Properties of the Measure
It seems the properties of my measure are:
\begin{equation} \lambda_{\emptyset}(\emptyset)=0 \end{equation}
\begin{equation} \lambda_{A}(\emptyset)=0 \end{equation}
\begin{equation} \lambda_{A}(A)=1 \end{equation}
If $A=A_1\cup A_2$ and both subsets of $A$ are disjoint.
\begin{equation} \lambda_{A}(A_1\cup A_2)=\lambda_{A}(A_1)+\lambda_{A}(A_2) \end{equation}
If $A=\bigcup_{i=1}^{\infty}(A_i)$ then
\begin{equation} \lambda_{A}\left(\bigcup_{i=1}^{\infty}A_i\right)=\sum_{i=1}^{\infty}\lambda_{A}(A_i) \end{equation}
If $A_1=A\setminus A_2$
\begin{equation} \lambda_{A}(A_1)=\lambda_{A}(A)-\lambda_{A}(A_2)=1-\lambda_{A}(A_2) \end{equation}
And if $A=[a,b]$
\begin{equation} \lambda_{A}(A)(b-a)=\lambda(A) \end{equation}
I am not sure how to prove these properties are true. I'd appreciate if someone could help.
Average and Integral
From this, we can start defining the average $f$. We start by defining $f$ as a linear combination of characteristics functions.

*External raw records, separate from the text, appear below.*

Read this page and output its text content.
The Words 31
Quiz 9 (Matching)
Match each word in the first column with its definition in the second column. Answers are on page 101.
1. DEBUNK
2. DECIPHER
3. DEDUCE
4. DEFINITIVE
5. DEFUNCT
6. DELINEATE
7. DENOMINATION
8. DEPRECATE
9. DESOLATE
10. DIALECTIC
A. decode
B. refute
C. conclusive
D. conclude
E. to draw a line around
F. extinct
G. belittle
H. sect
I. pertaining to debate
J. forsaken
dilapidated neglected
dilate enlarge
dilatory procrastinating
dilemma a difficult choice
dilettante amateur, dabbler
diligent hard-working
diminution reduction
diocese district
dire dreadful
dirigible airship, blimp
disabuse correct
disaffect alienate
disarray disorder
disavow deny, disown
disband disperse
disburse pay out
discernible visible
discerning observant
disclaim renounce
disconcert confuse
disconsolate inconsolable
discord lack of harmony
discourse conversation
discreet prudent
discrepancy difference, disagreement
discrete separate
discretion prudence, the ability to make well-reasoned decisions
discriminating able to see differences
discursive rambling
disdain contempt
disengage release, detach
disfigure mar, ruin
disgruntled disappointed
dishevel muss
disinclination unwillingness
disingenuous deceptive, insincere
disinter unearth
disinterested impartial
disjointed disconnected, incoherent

\begin{equation} 1_A = \begin{cases} 1 & x \in A \\ 0 & \text{otherwise} \end{cases} \end{equation}
We define the sum as:
\begin{equation} \int 1_A d\lambda_{A} = \lambda_{A}(A) \end{equation}
\begin{equation} S_n = \sum_{i=1}^{n} \int f(c_i) 1_{A_i} d\lambda = \sum_{i=1}^{n} f(c_i) \times \lambda_{A}(A_i) \end{equation}
Where $c_i \in [x_{i-1}, x_{i}]$ and $A_i=A\cap[x_{i-1},x_i]$ such that $a= x_0 \le \dots \le x_n =b$. Note as $n\to\infty$ we get our generalized average.
To get the "integral" multiply $S_n$ by $b-a$ and set $n\to\infty$. My hunch is the "integral" will not give the area under the curve (where we can use the anti-derivatives of $f$) unless $A$ is dense in $[a,b]$.